Friday, October 11, 2002
An inspiring study released in California with implications in Nebraska and everywhere there are low-income students struggling to learn shows that old-fashioned, tried and true curriculum and instructional practices are what elevate disadvantaged children to the heights of educational success.
Omaha was rocked last month by achievement test scores that showed that the gap between inner-city and suburban children is getting worse, not better. That is despite infusions of significant extra cash into the inner-city academies run by the Omaha Public Schools. Most of the OPS students who did the very worst on the California Achievement Test were low-income, minority boys who attend the expensive inner-city academies supposedly designed and funded to reverse the longtime record of educational failure in that student population.
The test scores reveal that OPS is using the wrong curriculum and instructional methods.
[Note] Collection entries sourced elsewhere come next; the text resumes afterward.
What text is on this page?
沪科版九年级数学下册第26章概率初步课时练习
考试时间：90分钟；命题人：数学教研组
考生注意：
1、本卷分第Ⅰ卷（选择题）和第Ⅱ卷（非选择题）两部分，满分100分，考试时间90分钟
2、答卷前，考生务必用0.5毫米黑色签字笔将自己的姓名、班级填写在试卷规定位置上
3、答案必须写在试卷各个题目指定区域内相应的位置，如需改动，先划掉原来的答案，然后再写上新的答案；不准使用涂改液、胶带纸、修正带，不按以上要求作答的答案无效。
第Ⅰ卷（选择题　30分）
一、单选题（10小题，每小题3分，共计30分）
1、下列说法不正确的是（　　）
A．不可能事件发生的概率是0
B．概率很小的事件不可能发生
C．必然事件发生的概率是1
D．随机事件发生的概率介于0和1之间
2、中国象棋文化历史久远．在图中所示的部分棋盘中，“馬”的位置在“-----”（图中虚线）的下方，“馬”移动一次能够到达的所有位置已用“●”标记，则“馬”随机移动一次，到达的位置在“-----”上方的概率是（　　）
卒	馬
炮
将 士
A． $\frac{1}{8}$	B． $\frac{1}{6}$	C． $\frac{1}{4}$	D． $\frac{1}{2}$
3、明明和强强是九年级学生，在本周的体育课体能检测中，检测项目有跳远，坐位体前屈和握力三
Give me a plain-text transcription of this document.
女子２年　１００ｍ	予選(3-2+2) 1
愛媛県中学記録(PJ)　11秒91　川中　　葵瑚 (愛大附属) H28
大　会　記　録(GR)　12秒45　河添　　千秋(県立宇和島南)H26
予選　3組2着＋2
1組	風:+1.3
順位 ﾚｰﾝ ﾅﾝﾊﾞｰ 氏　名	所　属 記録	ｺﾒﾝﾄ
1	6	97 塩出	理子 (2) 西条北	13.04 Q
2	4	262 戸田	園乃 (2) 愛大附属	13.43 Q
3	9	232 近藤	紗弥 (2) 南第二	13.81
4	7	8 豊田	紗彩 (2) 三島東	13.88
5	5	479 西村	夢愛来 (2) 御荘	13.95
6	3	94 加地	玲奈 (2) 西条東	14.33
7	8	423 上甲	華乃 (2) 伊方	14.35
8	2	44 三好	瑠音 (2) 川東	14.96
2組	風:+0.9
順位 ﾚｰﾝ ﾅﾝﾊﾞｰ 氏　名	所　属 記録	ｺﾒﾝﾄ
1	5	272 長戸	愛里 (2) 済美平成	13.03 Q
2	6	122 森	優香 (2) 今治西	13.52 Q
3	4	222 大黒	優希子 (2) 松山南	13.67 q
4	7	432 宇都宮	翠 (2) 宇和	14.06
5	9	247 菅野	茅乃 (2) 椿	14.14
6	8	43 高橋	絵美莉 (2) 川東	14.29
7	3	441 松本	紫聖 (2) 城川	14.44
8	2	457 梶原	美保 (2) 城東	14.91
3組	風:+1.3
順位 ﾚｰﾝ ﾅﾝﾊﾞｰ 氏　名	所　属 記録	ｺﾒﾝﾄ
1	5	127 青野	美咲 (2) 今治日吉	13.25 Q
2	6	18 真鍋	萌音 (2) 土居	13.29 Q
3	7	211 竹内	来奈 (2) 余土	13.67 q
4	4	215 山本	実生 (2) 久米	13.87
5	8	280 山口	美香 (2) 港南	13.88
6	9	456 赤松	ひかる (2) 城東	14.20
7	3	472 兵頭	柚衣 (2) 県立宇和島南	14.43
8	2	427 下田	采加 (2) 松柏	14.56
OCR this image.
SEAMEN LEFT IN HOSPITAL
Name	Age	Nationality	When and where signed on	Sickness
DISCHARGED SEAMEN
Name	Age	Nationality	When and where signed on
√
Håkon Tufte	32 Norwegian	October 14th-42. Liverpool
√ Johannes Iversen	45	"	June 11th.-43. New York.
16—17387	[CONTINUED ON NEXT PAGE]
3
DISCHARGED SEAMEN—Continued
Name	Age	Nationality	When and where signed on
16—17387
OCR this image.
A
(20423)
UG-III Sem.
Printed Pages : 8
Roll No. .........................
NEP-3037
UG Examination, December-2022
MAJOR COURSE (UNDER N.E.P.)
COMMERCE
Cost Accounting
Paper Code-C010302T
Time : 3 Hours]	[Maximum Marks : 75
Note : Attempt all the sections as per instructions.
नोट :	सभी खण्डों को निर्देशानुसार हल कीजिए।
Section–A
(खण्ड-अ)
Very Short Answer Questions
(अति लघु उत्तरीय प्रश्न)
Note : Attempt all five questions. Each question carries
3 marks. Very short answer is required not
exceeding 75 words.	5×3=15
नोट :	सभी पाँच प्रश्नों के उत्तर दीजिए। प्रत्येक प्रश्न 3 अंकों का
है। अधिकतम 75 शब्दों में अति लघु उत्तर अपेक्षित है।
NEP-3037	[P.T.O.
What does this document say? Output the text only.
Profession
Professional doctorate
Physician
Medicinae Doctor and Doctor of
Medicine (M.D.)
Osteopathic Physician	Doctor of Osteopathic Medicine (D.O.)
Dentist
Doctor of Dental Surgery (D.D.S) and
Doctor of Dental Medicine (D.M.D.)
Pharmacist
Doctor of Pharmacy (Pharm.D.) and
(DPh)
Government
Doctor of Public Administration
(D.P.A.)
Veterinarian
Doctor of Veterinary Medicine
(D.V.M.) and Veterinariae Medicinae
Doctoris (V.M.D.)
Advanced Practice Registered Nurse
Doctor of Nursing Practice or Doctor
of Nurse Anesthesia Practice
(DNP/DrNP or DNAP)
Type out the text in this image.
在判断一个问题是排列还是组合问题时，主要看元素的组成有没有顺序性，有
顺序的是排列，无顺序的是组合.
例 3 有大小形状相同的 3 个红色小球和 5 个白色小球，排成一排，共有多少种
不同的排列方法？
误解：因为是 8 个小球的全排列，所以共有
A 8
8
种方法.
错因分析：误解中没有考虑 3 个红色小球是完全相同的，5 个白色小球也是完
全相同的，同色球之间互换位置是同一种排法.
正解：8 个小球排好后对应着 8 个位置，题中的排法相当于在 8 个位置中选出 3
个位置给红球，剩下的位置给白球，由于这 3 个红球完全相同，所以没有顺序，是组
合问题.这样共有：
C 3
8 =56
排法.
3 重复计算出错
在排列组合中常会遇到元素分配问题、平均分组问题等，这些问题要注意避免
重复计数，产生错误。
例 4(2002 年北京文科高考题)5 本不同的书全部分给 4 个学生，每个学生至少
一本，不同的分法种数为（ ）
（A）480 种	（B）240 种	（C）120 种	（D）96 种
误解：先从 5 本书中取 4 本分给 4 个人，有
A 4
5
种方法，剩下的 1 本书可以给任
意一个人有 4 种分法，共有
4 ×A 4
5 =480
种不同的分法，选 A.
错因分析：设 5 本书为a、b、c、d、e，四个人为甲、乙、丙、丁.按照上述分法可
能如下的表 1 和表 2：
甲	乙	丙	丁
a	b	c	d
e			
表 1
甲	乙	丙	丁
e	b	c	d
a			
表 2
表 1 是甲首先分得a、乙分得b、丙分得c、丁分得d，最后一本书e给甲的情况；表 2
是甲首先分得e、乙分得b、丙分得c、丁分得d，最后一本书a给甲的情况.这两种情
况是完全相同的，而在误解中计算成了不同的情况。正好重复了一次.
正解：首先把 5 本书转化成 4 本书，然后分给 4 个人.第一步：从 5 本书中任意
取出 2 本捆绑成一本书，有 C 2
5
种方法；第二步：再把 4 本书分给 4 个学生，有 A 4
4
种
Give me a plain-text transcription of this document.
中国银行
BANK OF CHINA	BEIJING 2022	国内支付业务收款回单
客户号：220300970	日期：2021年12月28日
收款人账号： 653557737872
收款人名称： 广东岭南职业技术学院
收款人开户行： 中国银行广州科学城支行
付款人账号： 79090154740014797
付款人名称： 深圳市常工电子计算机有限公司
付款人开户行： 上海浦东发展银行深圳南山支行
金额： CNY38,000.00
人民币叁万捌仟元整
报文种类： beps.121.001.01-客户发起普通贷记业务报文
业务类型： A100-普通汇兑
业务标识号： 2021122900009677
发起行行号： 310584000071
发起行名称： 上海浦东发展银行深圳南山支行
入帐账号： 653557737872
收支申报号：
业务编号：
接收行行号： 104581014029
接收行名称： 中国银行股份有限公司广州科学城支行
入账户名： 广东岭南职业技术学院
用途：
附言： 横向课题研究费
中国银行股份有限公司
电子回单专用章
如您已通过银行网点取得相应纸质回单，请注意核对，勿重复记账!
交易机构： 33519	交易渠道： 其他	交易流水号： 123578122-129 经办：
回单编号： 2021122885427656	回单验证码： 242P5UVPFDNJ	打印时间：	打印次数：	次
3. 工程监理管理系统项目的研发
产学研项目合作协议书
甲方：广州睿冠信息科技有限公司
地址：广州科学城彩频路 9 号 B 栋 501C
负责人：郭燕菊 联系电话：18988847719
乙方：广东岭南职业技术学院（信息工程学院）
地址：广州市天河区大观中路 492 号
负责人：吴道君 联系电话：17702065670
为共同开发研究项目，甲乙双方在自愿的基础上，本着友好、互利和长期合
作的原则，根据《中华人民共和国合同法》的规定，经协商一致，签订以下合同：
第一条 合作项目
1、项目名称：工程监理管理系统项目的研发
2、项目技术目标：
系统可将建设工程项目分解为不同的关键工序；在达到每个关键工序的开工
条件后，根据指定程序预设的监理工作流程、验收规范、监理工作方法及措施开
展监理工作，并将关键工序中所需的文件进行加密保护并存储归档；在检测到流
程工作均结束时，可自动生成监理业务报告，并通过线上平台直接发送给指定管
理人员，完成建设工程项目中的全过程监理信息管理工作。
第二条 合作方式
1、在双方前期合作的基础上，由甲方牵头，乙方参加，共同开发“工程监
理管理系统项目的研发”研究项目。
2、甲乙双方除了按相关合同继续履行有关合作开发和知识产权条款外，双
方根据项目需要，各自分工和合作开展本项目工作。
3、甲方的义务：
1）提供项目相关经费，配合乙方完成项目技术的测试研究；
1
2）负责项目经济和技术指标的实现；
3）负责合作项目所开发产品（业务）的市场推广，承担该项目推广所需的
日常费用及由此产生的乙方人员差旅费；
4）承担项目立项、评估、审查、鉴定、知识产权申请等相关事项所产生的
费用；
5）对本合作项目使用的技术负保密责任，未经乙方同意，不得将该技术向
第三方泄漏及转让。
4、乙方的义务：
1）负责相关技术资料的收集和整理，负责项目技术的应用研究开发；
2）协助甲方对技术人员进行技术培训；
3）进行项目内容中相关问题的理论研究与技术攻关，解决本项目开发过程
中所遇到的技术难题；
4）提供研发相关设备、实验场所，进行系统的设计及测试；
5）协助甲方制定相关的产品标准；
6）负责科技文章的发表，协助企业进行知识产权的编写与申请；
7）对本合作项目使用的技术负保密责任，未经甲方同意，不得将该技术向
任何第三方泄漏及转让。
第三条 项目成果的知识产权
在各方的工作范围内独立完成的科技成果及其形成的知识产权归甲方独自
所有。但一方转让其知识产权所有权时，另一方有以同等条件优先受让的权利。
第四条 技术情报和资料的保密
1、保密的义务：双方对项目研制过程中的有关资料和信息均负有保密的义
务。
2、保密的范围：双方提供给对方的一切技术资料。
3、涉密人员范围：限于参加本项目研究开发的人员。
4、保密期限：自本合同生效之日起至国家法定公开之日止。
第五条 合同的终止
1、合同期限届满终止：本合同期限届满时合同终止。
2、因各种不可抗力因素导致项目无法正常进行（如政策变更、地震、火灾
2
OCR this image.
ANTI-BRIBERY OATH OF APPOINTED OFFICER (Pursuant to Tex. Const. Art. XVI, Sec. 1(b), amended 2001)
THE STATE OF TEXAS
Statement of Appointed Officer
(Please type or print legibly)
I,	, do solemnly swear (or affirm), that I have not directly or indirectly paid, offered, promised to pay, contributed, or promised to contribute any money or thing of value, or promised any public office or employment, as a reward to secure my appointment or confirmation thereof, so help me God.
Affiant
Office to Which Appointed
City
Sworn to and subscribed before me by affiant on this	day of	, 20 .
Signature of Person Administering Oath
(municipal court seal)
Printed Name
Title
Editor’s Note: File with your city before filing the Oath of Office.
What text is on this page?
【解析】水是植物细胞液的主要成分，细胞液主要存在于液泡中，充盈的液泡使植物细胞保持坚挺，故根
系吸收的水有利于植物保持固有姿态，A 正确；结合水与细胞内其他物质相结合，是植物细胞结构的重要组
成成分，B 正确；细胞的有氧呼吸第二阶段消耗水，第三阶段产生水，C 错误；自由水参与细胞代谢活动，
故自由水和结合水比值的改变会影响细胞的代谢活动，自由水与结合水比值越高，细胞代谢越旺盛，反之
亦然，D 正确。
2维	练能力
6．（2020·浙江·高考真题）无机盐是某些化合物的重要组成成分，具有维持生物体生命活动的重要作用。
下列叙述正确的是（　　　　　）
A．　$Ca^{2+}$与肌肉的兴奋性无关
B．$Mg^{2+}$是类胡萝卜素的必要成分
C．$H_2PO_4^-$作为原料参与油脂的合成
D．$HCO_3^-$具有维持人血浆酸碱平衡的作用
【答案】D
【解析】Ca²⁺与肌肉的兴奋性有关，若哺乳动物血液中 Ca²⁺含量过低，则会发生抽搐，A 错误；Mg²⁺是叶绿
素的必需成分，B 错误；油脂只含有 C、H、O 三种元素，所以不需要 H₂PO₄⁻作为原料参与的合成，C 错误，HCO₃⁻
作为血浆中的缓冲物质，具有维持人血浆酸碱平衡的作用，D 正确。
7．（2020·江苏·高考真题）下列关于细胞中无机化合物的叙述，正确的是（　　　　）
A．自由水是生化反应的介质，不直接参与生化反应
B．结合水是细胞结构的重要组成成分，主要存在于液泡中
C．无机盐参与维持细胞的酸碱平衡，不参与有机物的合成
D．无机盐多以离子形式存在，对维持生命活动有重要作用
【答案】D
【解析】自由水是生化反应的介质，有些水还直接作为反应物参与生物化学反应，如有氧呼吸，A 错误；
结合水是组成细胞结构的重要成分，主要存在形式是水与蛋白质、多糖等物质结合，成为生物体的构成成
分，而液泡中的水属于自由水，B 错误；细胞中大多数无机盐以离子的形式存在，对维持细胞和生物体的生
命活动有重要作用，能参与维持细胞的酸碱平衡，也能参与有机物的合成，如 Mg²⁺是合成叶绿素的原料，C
And the California study bears that out.
The California-based Pacific Research Institute, http://www.pacificresearch.org released the study, "They Have Overcome: High-Poverty, High-Performance Schools in California," by Lance T. Izumi et. al. It is available for downloading from the website.
The study shows several schools with almost the whole student body coming from homes whose incomes are below the poverty line, with high percentages of racial minorities and high percentages of immigrants. And yet these students were among the highest-achieving students in the State of California, based on standardized test scores.
Amazing? No, evidence of the value of making correct choices of curriculum and instructional practices. That's the only way to meet disadvantaged children's educational needs, not lavishing more cash on schools that are doing the wrong things. Conclusion: "This study confirms that poverty and racial diversity are not barriers to excellence."
Bottom line: the California inner-city schools got rid of Whole Language and other "progressive" educational philosophies that cost significantly more money and don't work as well. Instead, they used cheaper, plain and simple phonics programs such as the Open Court reading program, as well as basic, traditional instruction in math and other subjects. They also put in place clear discipline and student responsibility programs. The schools resolved to use only that which has been proven by empirical research to work the best, which is phonics and the tried-and-true basics of traditional instruction.
So why can't OPS do the same?
It could . . . if OPS voters point the way.
If enough people go to the polls Nov. 5 and vote "no" on the multimillion dollar spending lid override, OPS might be forced to "economize" by giving kids what's cheaper . . . and better. Maybe they'd switch to phonics, at last. Ironically, if school officials had less money available, that might be the salvation of our neediest students.